Office Timings In Ramazan

Office Timings In Ramazan

Three things that concern Pakistanis the most before the beginning of the holy month of Ramazan are; sugar prices, electricity shortage given the severity of hot weather and office timings. The former two would be dealt with at another time but for the purposes of this article, we are concerned with the office timings. It should not surprise many that there is no particular law that regulates office hours during Ramazan, though it remains preferable to ensure prevention of exploitation of employees, particularly the ones working in private institutions.

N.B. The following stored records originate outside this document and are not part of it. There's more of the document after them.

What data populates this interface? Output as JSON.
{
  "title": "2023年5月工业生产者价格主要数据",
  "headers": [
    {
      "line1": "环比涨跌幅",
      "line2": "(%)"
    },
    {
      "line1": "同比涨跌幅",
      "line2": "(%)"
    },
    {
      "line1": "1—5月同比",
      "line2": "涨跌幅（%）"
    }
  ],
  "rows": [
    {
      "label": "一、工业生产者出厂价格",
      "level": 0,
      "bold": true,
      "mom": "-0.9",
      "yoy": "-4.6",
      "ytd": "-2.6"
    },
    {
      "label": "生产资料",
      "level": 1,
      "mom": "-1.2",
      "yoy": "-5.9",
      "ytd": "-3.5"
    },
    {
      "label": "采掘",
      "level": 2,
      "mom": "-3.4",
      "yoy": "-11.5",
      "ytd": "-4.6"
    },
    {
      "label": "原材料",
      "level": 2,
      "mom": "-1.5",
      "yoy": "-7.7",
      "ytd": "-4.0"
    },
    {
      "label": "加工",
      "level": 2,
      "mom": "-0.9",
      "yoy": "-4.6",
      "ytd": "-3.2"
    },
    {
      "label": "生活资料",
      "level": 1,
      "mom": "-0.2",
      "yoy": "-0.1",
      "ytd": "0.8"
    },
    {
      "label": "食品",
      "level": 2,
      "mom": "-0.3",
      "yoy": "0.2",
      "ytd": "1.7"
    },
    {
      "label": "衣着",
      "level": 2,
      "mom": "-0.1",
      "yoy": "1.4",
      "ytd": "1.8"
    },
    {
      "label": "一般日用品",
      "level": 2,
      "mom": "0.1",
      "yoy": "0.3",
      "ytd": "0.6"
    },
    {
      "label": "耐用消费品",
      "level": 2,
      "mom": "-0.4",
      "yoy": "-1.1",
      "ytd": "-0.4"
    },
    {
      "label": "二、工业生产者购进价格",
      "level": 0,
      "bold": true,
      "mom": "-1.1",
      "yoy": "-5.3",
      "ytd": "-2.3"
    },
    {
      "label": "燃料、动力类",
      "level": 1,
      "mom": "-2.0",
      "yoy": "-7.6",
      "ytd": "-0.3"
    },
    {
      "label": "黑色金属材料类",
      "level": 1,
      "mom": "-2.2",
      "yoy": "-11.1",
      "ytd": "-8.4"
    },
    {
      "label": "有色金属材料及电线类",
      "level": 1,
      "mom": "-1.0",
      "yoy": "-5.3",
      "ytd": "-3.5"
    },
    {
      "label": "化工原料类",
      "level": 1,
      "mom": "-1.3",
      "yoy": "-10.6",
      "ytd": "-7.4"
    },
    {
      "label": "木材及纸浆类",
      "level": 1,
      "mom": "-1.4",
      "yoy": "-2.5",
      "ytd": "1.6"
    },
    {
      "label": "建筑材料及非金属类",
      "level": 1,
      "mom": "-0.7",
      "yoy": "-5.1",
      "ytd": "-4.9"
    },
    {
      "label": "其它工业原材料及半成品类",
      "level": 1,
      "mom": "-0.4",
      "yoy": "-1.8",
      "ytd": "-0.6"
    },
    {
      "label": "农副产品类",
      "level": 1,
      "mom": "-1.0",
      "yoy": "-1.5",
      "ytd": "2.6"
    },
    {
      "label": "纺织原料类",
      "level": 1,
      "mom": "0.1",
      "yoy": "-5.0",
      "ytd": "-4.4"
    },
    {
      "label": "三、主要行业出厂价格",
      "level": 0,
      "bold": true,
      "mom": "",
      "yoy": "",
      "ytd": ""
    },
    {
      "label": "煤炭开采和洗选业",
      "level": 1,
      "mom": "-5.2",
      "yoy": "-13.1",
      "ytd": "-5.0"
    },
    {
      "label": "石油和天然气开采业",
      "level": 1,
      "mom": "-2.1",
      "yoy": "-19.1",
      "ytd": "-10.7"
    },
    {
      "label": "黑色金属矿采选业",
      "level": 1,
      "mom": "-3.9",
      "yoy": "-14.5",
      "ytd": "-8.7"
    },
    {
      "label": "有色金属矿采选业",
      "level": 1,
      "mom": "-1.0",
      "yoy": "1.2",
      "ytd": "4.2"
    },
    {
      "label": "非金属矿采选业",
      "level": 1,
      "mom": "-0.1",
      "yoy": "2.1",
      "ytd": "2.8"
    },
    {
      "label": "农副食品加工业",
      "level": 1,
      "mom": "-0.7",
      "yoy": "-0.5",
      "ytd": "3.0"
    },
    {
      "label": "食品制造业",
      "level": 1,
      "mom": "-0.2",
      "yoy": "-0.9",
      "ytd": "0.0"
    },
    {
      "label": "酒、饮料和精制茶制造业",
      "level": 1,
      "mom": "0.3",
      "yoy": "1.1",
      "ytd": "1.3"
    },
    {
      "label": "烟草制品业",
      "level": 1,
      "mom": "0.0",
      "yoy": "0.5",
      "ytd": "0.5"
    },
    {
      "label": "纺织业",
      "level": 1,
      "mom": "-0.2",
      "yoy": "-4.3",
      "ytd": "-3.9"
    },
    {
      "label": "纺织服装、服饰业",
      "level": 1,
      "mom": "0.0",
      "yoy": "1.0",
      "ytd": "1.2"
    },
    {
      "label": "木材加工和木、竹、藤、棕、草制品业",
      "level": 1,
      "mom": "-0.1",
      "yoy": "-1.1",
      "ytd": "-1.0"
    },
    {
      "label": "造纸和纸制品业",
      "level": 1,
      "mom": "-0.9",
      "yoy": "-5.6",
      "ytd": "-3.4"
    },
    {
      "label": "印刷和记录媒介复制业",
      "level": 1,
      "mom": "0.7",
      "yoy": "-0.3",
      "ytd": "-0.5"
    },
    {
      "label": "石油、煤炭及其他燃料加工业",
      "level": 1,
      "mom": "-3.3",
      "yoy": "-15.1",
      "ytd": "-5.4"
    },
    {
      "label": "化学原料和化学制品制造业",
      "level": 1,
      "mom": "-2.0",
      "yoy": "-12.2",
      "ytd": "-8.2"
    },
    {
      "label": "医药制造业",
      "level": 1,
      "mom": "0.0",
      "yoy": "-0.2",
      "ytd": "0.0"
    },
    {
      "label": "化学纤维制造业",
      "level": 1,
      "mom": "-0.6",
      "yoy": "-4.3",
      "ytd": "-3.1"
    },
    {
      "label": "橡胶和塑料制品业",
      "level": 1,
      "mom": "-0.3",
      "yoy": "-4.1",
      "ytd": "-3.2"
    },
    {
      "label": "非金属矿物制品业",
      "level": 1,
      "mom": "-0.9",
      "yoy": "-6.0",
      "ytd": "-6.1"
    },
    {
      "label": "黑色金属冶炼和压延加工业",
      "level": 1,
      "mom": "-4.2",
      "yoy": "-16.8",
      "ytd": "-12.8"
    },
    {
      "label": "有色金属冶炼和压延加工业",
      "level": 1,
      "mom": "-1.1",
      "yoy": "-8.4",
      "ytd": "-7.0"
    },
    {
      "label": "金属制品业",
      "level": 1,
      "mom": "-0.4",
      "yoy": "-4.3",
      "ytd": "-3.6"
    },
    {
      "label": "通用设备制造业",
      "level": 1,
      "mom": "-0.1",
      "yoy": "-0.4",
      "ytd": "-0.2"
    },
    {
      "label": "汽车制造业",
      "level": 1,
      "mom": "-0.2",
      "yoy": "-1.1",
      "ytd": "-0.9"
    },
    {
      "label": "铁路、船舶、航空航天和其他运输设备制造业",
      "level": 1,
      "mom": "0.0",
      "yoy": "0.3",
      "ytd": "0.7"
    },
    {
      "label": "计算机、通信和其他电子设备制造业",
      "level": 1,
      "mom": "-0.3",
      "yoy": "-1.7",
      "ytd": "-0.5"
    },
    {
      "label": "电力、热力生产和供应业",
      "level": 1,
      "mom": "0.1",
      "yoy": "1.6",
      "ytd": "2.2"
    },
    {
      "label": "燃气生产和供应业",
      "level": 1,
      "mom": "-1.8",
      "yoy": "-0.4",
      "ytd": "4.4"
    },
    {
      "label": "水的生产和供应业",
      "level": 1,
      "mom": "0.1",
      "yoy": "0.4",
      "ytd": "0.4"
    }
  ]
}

Since we are prone to cherish and take examples from our ‘brethren’ in the Middle East, including myself who has recently restored the sanctity of ‘z’ which remained stumped by ‘d’ for several years now, it would be pertinent to note how the office hours are regulated there. Dubai International Financial Center’s (DIFC) employment law provides in Part 4, Section 3; ‘During the Holy month of Ramadan, a Muslim employee who observes the fast shall not be required to work in excess of six (6) hours each day. There shall be no reduction in compensation as a result’. It can be noted that the law makes a specific mention of ‘fasting Muslims’. Hence, if you are not fasting and the employer finds out, he can ask you to work for normal working hours. This law, however, is confined to areas that fall under DIFC’s jurisdiction. However,under the UAE’s labor law, no such distinction is made between Muslims and Non-Muslims and the reduction in office hours applies across the board. One of the benefits for having a proper law in place, as mentioned above, is that it allows the authorities to keep an effective check across the board. Authorities in UAE keep a scrutiny of the working hours and if anyone is found to have violated the law, they can be penalized.

In Pakistan, on the other hand, there is no law that supports the reduction of office hours during Ramazan which is incomprehensible considering that the much criticized Ehtram-e-Ramazan Ordinance, 1981 continues to hold force. In the absence of legislation, government issues notification to regulate the office hours at provincial and federal institutions. In the private sector, businesses do it of their own accord. Though, the legislation which seeks to protect the rights of labor does prescribe a specific number of hours, e.g. The Punjab Shops and Establishment Ordinance, 1969 provides in section 8; Save as otherwise expressly provided in this Ordinance, no adult employee shall be required or permitted to work in any establishment in excess of nine hours a day and forty-eight hours a week, and no young person in excess of seven hours a day and forty-two hours a week, it is only sane to consider that the private business will reduce it below the average hours allowed otherwise but if the entity fails to do so, no penalty can ensue as a result. In this situation, it can only be presumed that, in Pakistan,the government is more concerned about preventing people from eating in front of those who are fasting than to protect the latter from over work which is more likely to affect their health than the radiation, if any, which may omit from a sandwich or any other edible.

It may be noted that the office hours for the year 2015 had been reduced to 6 hours during weekdays except Friday when the timing had been reduced further by an hour. This had been done through notifications issued by center, provinces and the State Bank of Pakistan. It is, however, advisable to the legislature to once more look towards the ‘brethren’ in UAE for something other than ‘dirhams’ and adopt a law that can be applied upon everyone to maintain the health and integrity of the working class of the country as obligated by the Constitution of Pakistan, notably under Articles 9 and 14 wherein the courts have read the right to a quality and healthy life as a fundamental right.


The views expressed in this article are those of the author and do not necessarily represent the views of any organization with which he might be associated.

Bilal Ramzan

Author: Bilal Ramzan

The writer is a lawyer, has an LLM in International Law from the University of Cambridge and is a member of the Editorial Team of Courting The Law.

1 comment

I do not understand why work hours are reduced in Ramazan. It only adds to our inefficiency. Waking up for sehri and performing rituals takes away atleast an hour from your sleep hours. And then you are asked to show up at work an hour earlier as well, taking away another hour of sleep. Considering one fasts all day, time for rejuvenation is essential to maintain health and productivity. No wonder routine activities move at snail-pace during this month. How do you expect an economy to move forward when your banks are open till 1pm? I would relax starting times to 9:30 – 10:00 and stick to 5pm closing, and introduce the concept of hourly wages. People may argue that having relaxed start times may alter habits and lead to lack of discipline when we shift back to 9am starts after Ramazan. If thats true, then why do not these employees adapt the good things in Ramazan and apply it all year round as well? If only a month could bring this much change.
Marginal benefits of employers and employees are being increased, at the expense of consumer surplus. This is reflected in the marginally higher prices charged from the consumer. The phenomenon we witness every Ramazan. We work less but we expect the same salary in Ramazan. When we work less, we produce less. When we produce less and expect the same income, prices go up. This is why most developed countries work on hourly wages. Your wage is directly proportional to your work hours and marginal productivity.